Avevo sempre pensato che il sistema delle gallerie etrusche di Formello fosse un unicum, finché gli amici Mauro e Pierpaolo, conoscendo il mio punto debole, non cominciarono a vellicarmi, parlandomi di un ponte sodo (ovvero galleria di utilizzo idraulico) a suo modo particolare presso Ceri, che però non erano riusciti a percorrere per tutta la sua lunghezza.
Non avevo trovato strano, sul momento, questa loro affermazione, visto che altre volte io stesso mi ero dovuto fermare in alcune gallerie a causa dell’acqua troppo alta, o di frane, o, una volta, di una cascata interna che rendeva necessaria un’attrezzatura specifica.
Ora, già Ceri è di per sé straordinaria, fin dal momento in cui appare solitaria e fortificata in modo cinematografico sul suo promontorio di roccia: un quadro di rara bellezza, immerso in un già di per sé incantevole tratto della campagna romana a ovest della capitale.
Ma sono i suoi dintorni a essere ancora più straordinari, come già abbiamo visto in uno scorso post.

Nulla lascia infatti presagire che, nel terreno sotto la monotona, ma panoramica strada fra i campi aperti dove parcheggiamo, a poca distanza dal paese e a circa quindici chilometri dal GRA, ci sia un qualcosa che non ho mai visto vicino Roma.
Cominciamo a camminare fra i campi, e subito il terreno si inabissa davanti a noi, formando una forra più profonda delle tante da me viste in questo quadrante.
Pierpaolo e Mauro ci guardano sornioni quando esclamiamo il nostro stupore e, dopo alcuni minuti di di cammino lungo il ciglio della gola, ci fanno scendere nel punto dove il pendio è meno ripido.
Ora siamo sul fondo della forra.
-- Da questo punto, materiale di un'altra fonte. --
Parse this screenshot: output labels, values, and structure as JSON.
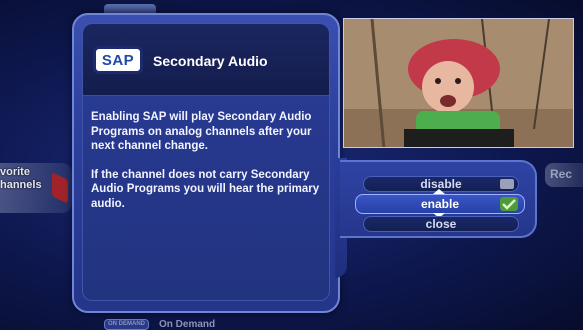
{
  "background": {
    "left_item_label": "vorite\nhannels",
    "right_item_label": "Rec",
    "bottom_logo": "ON DEMAND",
    "bottom_label": "On Demand"
  },
  "panel": {
    "badge": "SAP",
    "title": "Secondary Audio",
    "paragraphs": [
      "Enabling SAP will play Secondary Audio Programs on analog channels after your next channel change.",
      "If the channel does not carry Secondary Audio Programs you will hear the primary audio."
    ]
  },
  "options": {
    "disable": "disable",
    "enable": "enable",
    "close": "close",
    "selected": "enable"
  },
  "colors": {
    "accent": "#2c3f9c",
    "selected": "#2641a6",
    "check": "#4f9a3a"
  }
}
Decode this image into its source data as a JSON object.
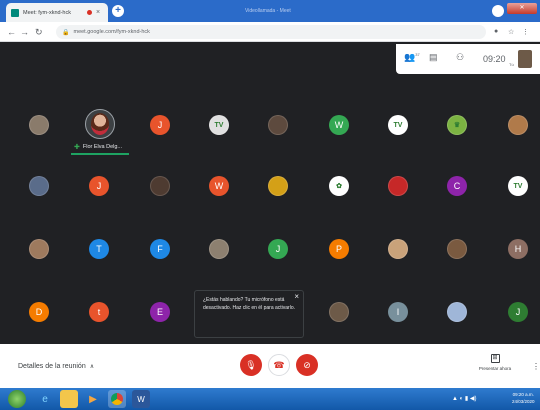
{
  "browser": {
    "tab_title": "Meet: fym-xknd-hck",
    "tab_close": "×",
    "new_tab": "+",
    "window_title": "Videollamada - Meet",
    "url": "meet.google.com/fym-xknd-hck"
  },
  "meet": {
    "info": {
      "participants_count": "37",
      "time": "09:20",
      "self_label": "Tú"
    },
    "speaker": {
      "name": "Flor Elva Delg..."
    },
    "tiles": [
      {
        "kind": "photo",
        "color": "#8a7b6b"
      },
      {
        "kind": "letter",
        "letter": "J",
        "color": "#e8542c"
      },
      {
        "kind": "photo",
        "color": "#e0e0e0",
        "glyph": "TV"
      },
      {
        "kind": "photo",
        "color": "#5d4a3e"
      },
      {
        "kind": "letter",
        "letter": "W",
        "color": "#34a853"
      },
      {
        "kind": "photo",
        "color": "#ffffff",
        "glyph": "TV"
      },
      {
        "kind": "photo",
        "color": "#7cb342",
        "glyph": "♛"
      },
      {
        "kind": "photo",
        "color": "#b07a4a"
      },
      {
        "kind": "photo",
        "color": "#5a6c8a"
      },
      {
        "kind": "letter",
        "letter": "J",
        "color": "#e8542c"
      },
      {
        "kind": "photo",
        "color": "#4e3b31"
      },
      {
        "kind": "letter",
        "letter": "W",
        "color": "#e8542c"
      },
      {
        "kind": "photo",
        "color": "#d4a017"
      },
      {
        "kind": "photo",
        "color": "#ffffff",
        "glyph": "✿"
      },
      {
        "kind": "photo",
        "color": "#c62828"
      },
      {
        "kind": "letter",
        "letter": "C",
        "color": "#8e24aa"
      },
      {
        "kind": "photo",
        "color": "#ffffff",
        "glyph": "TV"
      },
      {
        "kind": "photo",
        "color": "#9e7a5e"
      },
      {
        "kind": "letter",
        "letter": "T",
        "color": "#1e88e5"
      },
      {
        "kind": "letter",
        "letter": "F",
        "color": "#1e88e5"
      },
      {
        "kind": "photo",
        "color": "#8d8070"
      },
      {
        "kind": "letter",
        "letter": "J",
        "color": "#34a853"
      },
      {
        "kind": "letter",
        "letter": "P",
        "color": "#f57c00"
      },
      {
        "kind": "photo",
        "color": "#c9a27a"
      },
      {
        "kind": "photo",
        "color": "#7a5a40"
      },
      {
        "kind": "letter",
        "letter": "H",
        "color": "#8d6e63"
      },
      {
        "kind": "letter",
        "letter": "D",
        "color": "#f57c00"
      },
      {
        "kind": "letter",
        "letter": "t",
        "color": "#e8542c"
      },
      {
        "kind": "letter",
        "letter": "E",
        "color": "#8e24aa"
      },
      {
        "kind": "photo",
        "color": "#6d5a48"
      },
      {
        "kind": "letter",
        "letter": "I",
        "color": "#78909c"
      },
      {
        "kind": "photo",
        "color": "#9fb6d8"
      },
      {
        "kind": "letter",
        "letter": "J",
        "color": "#2e7d32"
      }
    ],
    "toast": {
      "text": "¿Estás hablando? Tu micrófono está desactivado. Haz clic en él para activarlo.",
      "close": "×"
    },
    "controls": {
      "details_label": "Detalles de la reunión",
      "present_label": "Presentar ahora",
      "more": "⋮"
    }
  },
  "taskbar": {
    "clock_time": "09:20 a.m.",
    "clock_date": "24/03/2020"
  },
  "colors": {
    "meet_bg": "#202124",
    "danger": "#d93025",
    "speaker_accent": "#1ea362",
    "taskbar": "#1f6ac0"
  }
}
Retrocediamo alcune centinaia di metri e improvvisamente ci troviamo davanti alla galleria.
Noi che non ci eravamo ancora stati, immaginavamo il classico cunicolo (molti ne abbiamo visti in questo blog), scavato per irregimentare le acque.

Quella che ci troviamo davanti è invece una cavità gigantesca con una più piccola a lato, e con altre ancora più piccole, tutte scavate in un grande catino di roccia.
Facciamo i primi metri all’interno, ed ecco un’altra galleria che si apre di lato e che va a ricongiungersi con quella principale, così che questi scavi artificiali diventano un vero sistema di grotte.
Si tratta di scavi così antichi (di certo pre-etruschi), che l’erosione ha completamente modificato nei millenni.
Ora le cose si fanno serie.

Tiriamo fuori le torce e procediamo nell’oscurità, accompagnati dallo scorrere dell’acqua sotto i nostri piedi.
Dopo circa cento metri un salto di roccia con una piccola cascata ci obbliga a una breve disarrampicata.
Dopo altri cinquanta metri intravediamo la luce e arriviamo a un grande ambiente che preannuncia lo sbocco della galleria, con il rivo che si fa strada tra le frane.
Anche qui l’erosione millenaria ha trasformato questa enorme sala, rendendola simile all’accesso di tante grotte carsiche con fiume incorporato che ho visto nel tempo (S. Canziano, l’inghiottitoio del Bussento nel Cilento, la grotta di val dei Varri nel Reatino e tanti altri) e che somiglia anche alla sala terminale delle cave del fosso del Drago.

Siamo così all’uscita, e la traversata è completa.
Una prima assoluta per tutti i componenti il manipolo di esploratori, visto che, come detto, anche Mauro e Pierpaolo non avevano percorso integralmente il Ponte Coperto in precedenza, per mancanza di calzature adatte e di torce.
Ma non è finita, perché poco lontano troviamo un altro ponte sodo niente male, con gigantesco pozzo di servizio a metà percorso.
Leggerete di questo luogo fantastico nel terzo volume dei “Luoghi segreti a due passi da Roma“.
Tutte le foto, a parte quella a lato, sono di Mauro Intini.

Siete scesi nel pozzo di servizio? O viene dall’alto?
Ciao Michele; no no. Non c’è bisogno di calarsi dall’alto.